太陽よりも まぶしくて
海よりも深く 月より優しくて
あなたの存在が愛しくて 僕は瞼を閉じ 夢に迷う

言葉は全て儚くて つぼみのままに 色あせて
何からあなたに伝えれば
何をあなたに伝えれば
この夢は覚めるというの?どうか夢よ夢のままに冷めないで…

七月の空は 雨模様
湿った風が 髪を揺らす
雨音に 負けるくらいの大きな声で あなたの事を振り向かせたい

8月の暑さがアスファルトを焦がす前に 蜃気楼に惑わされる前に あなたの気持ちを確かめたい 声を聴きたい 抱きしめたい…
あなたに会えない日々が苦しくて
あなたを想う日々が切なくて
僕は夢の中でさえ あなたのことを探してる…
ため息 からまわり 涙降る夜は 恋しいせいか イマがあまりに苦しいせいか あなたの事をよく思い出します

退屈な未来や 当たり前の日常が嫌で 這いつくばってでも前に進もうとする僕は何時しか あなたを失い一人になりました

あなたが好きだった、夏の始まりに咲く あの花の名前は何でしょう?
夜空を照らす 大輪のあの花の名前は何でしょう?

五年かかってたどり着いたこの僕を見てほしかったのは やっぱりあなただけでした、一番近くにいて一番傷つけてしまっていた あなたが 今では一番遠くて僕の声なんか届かないなんて なんて哀しく 切ないのでしょう…

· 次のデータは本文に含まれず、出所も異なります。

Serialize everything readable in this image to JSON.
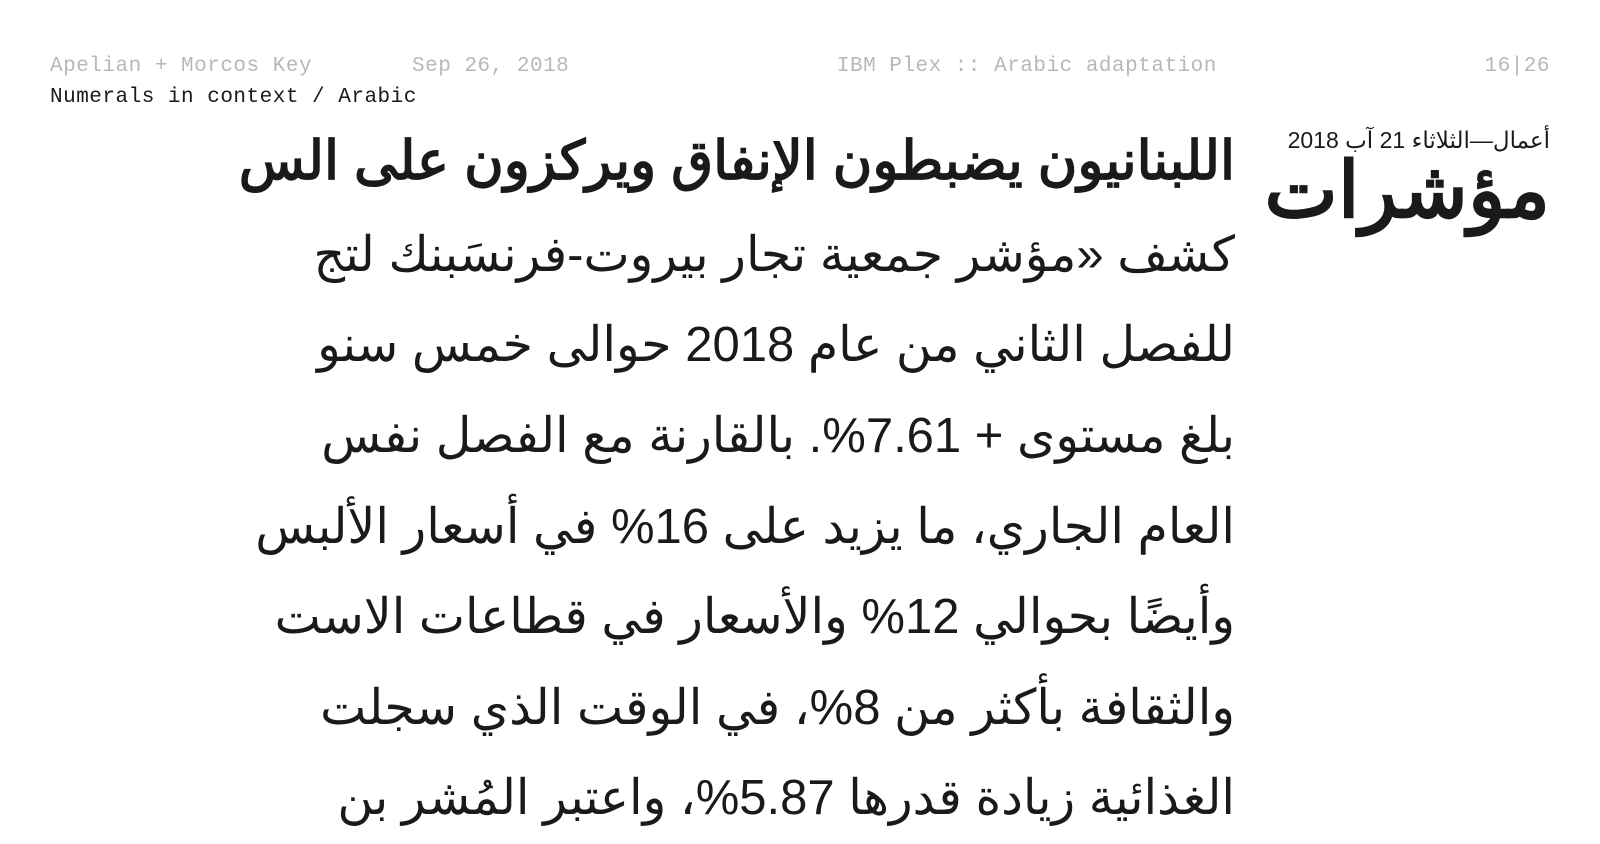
{
  "header": {
    "author": "Apelian + Morcos Key",
    "date": "Sep 26, 2018",
    "project": "IBM Plex :: Arabic adaptation",
    "page": "16|26"
  },
  "subtitle": "Numerals in context / Arabic",
  "sidebar": {
    "date": "أعمال—الثلاثاء 21 آب 2018",
    "label": "مؤشرات"
  },
  "body": {
    "headline": "اللبنانيون يضبطون الإنفاق ويركزون على الس",
    "lines": [
      "كشف «مؤشر جمعية تجار بيروت-فرنسَبنك لتج",
      "للفصل الثاني من عام 2018 حوالى خمس سنو",
      "بلغ مستوى + 7.61%. بالقارنة مع الفصل نفس",
      "العام الجاري، ما يزيد على 16% في أسعار الألبس",
      "وأيضًا بحوالي 12% والأسعار في قطاعات الاست",
      "والثقافة بأكثر من 8%، في الوقت الذي سجلت",
      "الغذائية زيادة قدرها 5.87%، واعتبر المُشر بن"
    ]
  }
}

あなたよ 花よ 五年よ 寂寥よ 僕は忘れない 名前なんか忘れたとしても あの時の あの瞬間の あの感情達を 絶対に忘れない…
…もう一度、あなたに会える機会があるならば 僕は きっとあなたを好きになる。

あなたの過去も未来も知らないし、触れたことも近づいたことさえないというのに、もう一度、あなたに会えたなら 僕はあなたを好きになる。

あなたとの離れ際、現状に踏みとどまろうとする足と あなたをつかもうとする手が 僕の心を締め付けた…歩むことと、立ち止まること どちらが前に進む道なのか、どちらが僕には大切なのか……

分かってる、分かってるさ

悩むことは答えになどならないこと、ピストルの弾でさえ 方向を定めなければ 前には進めないように 僕も導き出す答えをしっかりと早く方向づけなければいけないこと…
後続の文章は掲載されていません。